Identity area
Type of entity
Corporate body
Authorized form of name
Icelandic Archives of British Columbia
Parallel form(s) of name
Standardized form(s) of name according to other rules
Other form(s) of name
Identifiers for corporate bodies
Description area
Dates of existence
1975-2015
History
The Icelandic Archives of British Columbia (IABC) was a community archives whose mission was to collect and maintain documentation and artifacts concerning the history of Icelanders and their descendants in the Province of British Columbia. The IABC was established in 1975 and curated privately by Robert Ásgeirsson, originally from Winnipeg, Manitoba.

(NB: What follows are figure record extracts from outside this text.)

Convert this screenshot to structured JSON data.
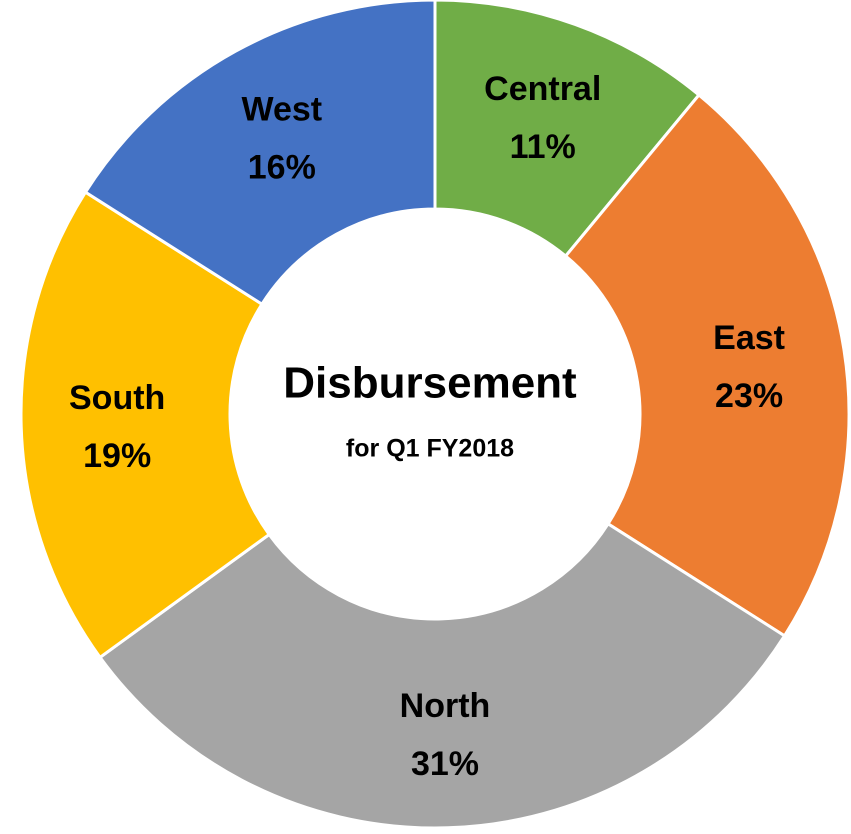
{
  "chart_data": {
    "type": "donut",
    "title": "Disbursement",
    "subtitle": "for Q1 FY2018",
    "categories": [
      "Central",
      "East",
      "North",
      "South",
      "West"
    ],
    "values": [
      11,
      23,
      31,
      19,
      16
    ],
    "value_labels": [
      "11%",
      "23%",
      "31%",
      "19%",
      "16%"
    ],
    "colors": [
      "#70ad47",
      "#ed7d31",
      "#a5a5a5",
      "#ffc000",
      "#4472c4"
    ]
  }
}
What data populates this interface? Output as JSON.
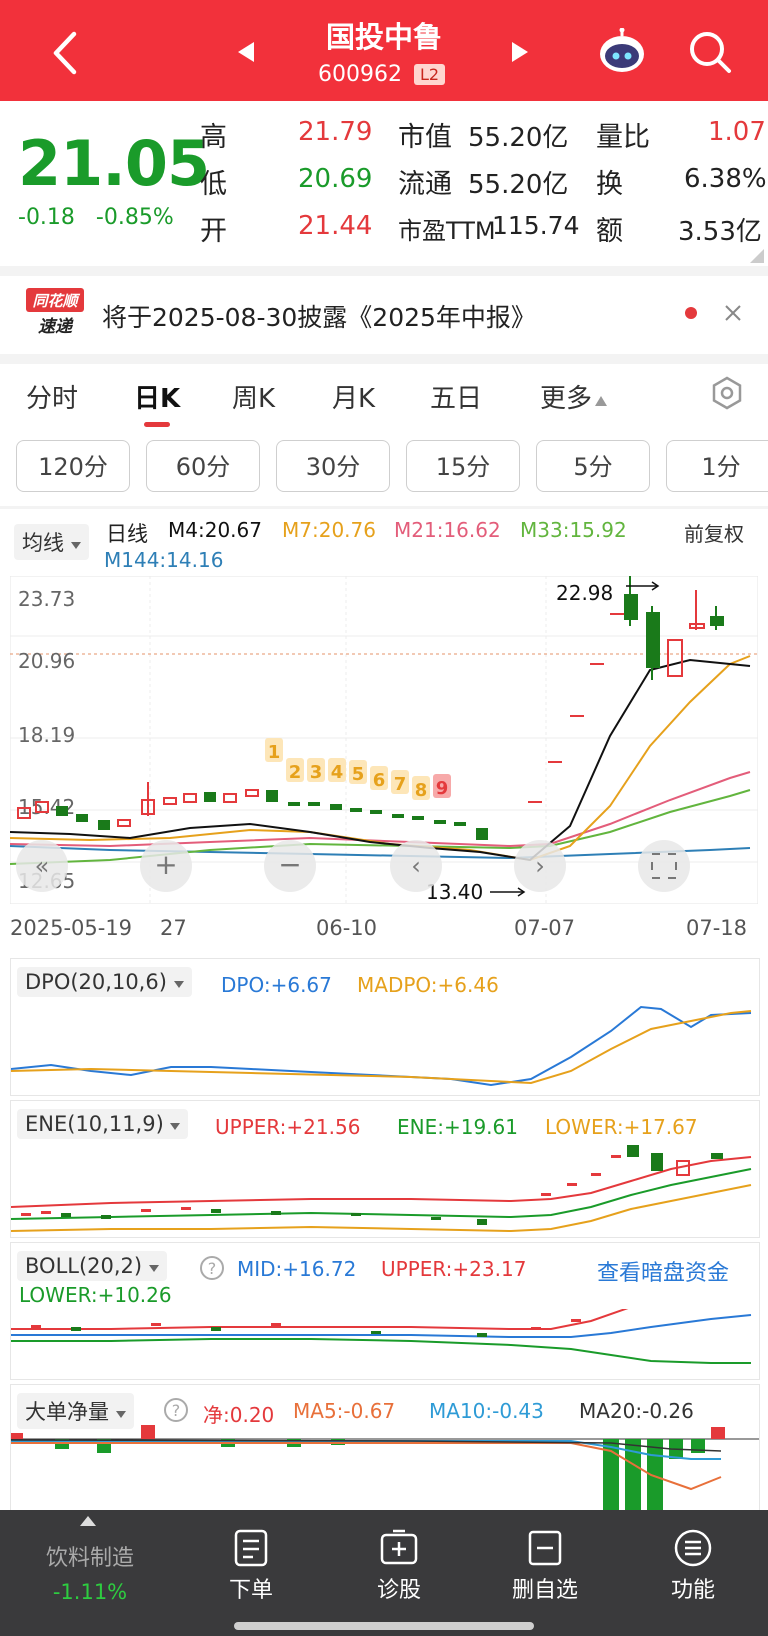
{
  "header": {
    "title": "国投中鲁",
    "code": "600962",
    "badge": "L2"
  },
  "quote": {
    "price": "21.05",
    "change": "-0.18",
    "change_pct": "-0.85%",
    "high_label": "高",
    "high": "21.79",
    "low_label": "低",
    "low": "20.69",
    "open_label": "开",
    "open": "21.44",
    "mktcap_label": "市值",
    "mktcap": "55.20亿",
    "float_label": "流通",
    "float": "55.20亿",
    "pe_label": "市盈TTM",
    "pe": "115.74",
    "volratio_label": "量比",
    "volratio": "1.07",
    "turnover_label": "换",
    "turnover": "6.38%",
    "amount_label": "额",
    "amount": "3.53亿"
  },
  "notice": {
    "logo_top": "同花顺",
    "logo_bottom": "速递",
    "text": "将于2025-08-30披露《2025年中报》"
  },
  "tabs": [
    "分时",
    "日K",
    "周K",
    "月K",
    "五日",
    "更多"
  ],
  "periods": [
    "120分",
    "60分",
    "30分",
    "15分",
    "5分",
    "1分"
  ],
  "kline": {
    "selector": "均线",
    "line_label": "日线",
    "m4": "M4:20.67",
    "m7": "M7:20.76",
    "m21": "M21:16.62",
    "m33": "M33:15.92",
    "m144": "M144:14.16",
    "adjust": "前复权",
    "y_labels": [
      "23.73",
      "20.96",
      "18.19",
      "15.42",
      "12.65"
    ],
    "x_labels": [
      "2025-05-19",
      "27",
      "06-10",
      "07-07",
      "07-18"
    ],
    "max_label": "22.98",
    "min_label": "13.40",
    "nine_turn": [
      "1",
      "2",
      "3",
      "4",
      "5",
      "6",
      "7",
      "8",
      "9"
    ],
    "colors": {
      "m4": "#111111",
      "m7": "#e6a11c",
      "m21": "#e35d7a",
      "m33": "#62b53e",
      "m144": "#2e7fb6"
    }
  },
  "dpo": {
    "selector": "DPO(20,10,6)",
    "dpo": "DPO:+6.67",
    "madpo": "MADPO:+6.46"
  },
  "ene": {
    "selector": "ENE(10,11,9)",
    "upper": "UPPER:+21.56",
    "ene": "ENE:+19.61",
    "lower": "LOWER:+17.67"
  },
  "boll": {
    "selector": "BOLL(20,2)",
    "mid": "MID:+16.72",
    "upper": "UPPER:+23.17",
    "lower": "LOWER:+10.26",
    "link": "查看暗盘资金"
  },
  "bigorder": {
    "selector": "大单净量",
    "net": "净:0.20",
    "ma5": "MA5:-0.67",
    "ma10": "MA10:-0.43",
    "ma20": "MA20:-0.26"
  },
  "bottom_nav": {
    "sector": "饮料制造",
    "sector_chg": "-1.11%",
    "items": [
      "下单",
      "诊股",
      "删自选",
      "功能"
    ]
  }
}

The IABC's collections began from a research project for a potential documentary film about New Iceland, where Ásgeirsson began accumulating photographs from community members of the Icelandic National League (INL) in Manitoba. Soon after moving to Vancouver and engaging with the Icelandic Canadian Club of British Columbia, Ásgeirsson saw that the important cultural memory of the Icelandic experience on the West Coast could be lost, as the knowledge base was in the hands of only a few aging community members. He began to accumulate photographic collections donated by Icelandic families and photographers in British Columbia, as well as books, ephemera, textual, graphic, and audiovisual material. In the fall of 1985, Ásgeirsson declared the IABC to be a public collection.
With the support of the Icelandic community in Vancouver the IABC continued its primary activities of expanding its collection to document Icelandic social and cultural endeavors. The IABC has mounted several exhibits since the 1980s, culminating in a permanent exhibit, Nordic Spirit: Early Icelandic Settlement on the West Coast, held at the Icelandic Care Home Höfn. The IABC dissolved in 2015.